I empathize with clients caught in this vicious of weight gain and increasing pain. My advice and start a gentle exercise programme (ideally under the supervision of a physiotherapist) as soon as possible. A physiotherapist can help you, at whatever your stage of OA, develop a safe exercise programme for joint mobility, strength, and weight management.
Mistake #3: Push through the pain
Conversely, continuing all usual activity and exercise while ignoring pain is a recipe for disaster. “Pushing through” pain is a sure way to exacerbate your joint inflammation and degeneration. If you have OA and are working with a health or fitness professional who uses the phrase “No Pain No Gain”- find yourself a different professional!
Listen to your body! Often by changing one or more aspects of the activity (type, intensity, duration, frequency, footwear, etc) you can continue on, pain-free.
Pursue a routine that incorporates cardiovascular exercise, gentle strengthening, and light stretching. Doing 3-5 gentler workouts per week will be easier on your joints that 1 or 2 intense sessions.
Mistake #4: Expect surgery to be a quick fix
This common mistake is closely related to mistake #1. Many people decide to skip the whole physiotherapy route, wanting to wait to see a surgeon who will “fix the problem once and for all.”
I understand this thinking.
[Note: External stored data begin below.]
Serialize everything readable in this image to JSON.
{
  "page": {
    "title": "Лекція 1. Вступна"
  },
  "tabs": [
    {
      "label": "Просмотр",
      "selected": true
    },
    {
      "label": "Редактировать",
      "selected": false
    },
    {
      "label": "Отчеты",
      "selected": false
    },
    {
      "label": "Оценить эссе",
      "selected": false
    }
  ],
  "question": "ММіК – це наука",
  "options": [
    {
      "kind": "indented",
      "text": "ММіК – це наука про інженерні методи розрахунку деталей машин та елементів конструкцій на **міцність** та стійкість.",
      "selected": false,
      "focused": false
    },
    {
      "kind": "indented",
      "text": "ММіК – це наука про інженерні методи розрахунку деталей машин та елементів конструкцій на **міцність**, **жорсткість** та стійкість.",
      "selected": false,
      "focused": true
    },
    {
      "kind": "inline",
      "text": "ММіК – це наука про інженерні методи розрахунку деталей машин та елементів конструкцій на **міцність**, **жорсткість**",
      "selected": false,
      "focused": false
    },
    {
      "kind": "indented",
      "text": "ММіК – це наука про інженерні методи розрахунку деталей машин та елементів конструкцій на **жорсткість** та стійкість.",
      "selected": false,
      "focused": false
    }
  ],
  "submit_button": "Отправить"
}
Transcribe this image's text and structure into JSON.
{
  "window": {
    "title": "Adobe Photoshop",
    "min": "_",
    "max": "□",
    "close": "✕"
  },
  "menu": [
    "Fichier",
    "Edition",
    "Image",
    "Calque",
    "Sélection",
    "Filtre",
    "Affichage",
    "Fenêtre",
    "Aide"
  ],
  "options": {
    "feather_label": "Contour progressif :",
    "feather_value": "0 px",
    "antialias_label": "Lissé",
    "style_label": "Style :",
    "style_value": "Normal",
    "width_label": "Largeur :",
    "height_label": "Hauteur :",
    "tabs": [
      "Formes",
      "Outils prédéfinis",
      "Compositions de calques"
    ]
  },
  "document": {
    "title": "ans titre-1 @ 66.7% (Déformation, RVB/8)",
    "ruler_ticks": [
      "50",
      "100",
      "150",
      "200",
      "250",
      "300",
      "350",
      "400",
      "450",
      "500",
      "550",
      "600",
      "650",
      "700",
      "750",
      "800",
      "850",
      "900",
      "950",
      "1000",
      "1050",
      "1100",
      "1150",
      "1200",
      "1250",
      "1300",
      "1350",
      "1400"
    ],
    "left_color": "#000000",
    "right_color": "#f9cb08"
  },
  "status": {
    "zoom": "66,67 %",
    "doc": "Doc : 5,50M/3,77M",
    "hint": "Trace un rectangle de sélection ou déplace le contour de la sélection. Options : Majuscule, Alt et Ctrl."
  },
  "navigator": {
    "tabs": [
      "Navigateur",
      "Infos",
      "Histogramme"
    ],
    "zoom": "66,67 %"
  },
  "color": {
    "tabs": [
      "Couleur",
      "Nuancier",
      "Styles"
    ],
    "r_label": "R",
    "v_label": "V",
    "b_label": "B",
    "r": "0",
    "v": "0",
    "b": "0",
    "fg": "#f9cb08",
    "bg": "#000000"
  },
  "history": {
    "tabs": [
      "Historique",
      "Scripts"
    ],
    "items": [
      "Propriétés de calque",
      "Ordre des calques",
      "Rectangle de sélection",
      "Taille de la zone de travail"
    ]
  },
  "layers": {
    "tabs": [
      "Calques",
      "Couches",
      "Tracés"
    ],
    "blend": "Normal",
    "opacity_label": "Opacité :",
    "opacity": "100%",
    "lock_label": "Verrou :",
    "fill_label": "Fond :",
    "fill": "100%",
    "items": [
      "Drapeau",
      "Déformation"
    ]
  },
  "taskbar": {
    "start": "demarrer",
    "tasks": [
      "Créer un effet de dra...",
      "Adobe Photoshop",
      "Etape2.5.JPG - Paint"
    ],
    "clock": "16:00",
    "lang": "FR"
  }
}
I do. However, I have some news that may come as a surprise. Having hip or knee surgery is not a shortcut to avoid physiotherapy. Quite the contrary. Proper rehabilitation from joint replacement surgery requires many months of dedicated daily exercise.
A relatively new concept, embraced by many specialists, is “prehabilitation,” a course of physiotherapy BEFORE surgery to maximize strength and flexibility. Studies show a compelling link between rehabilitation and better surgical outcomes. And, you’d be surprised at the number of clients I see who, after 6-8 weeks of “prehabilitation,” lose a little weight, build up some strength, and end up cancelling their surgery. And those who do go end up having surgery certainly reap the benefits of their hard work.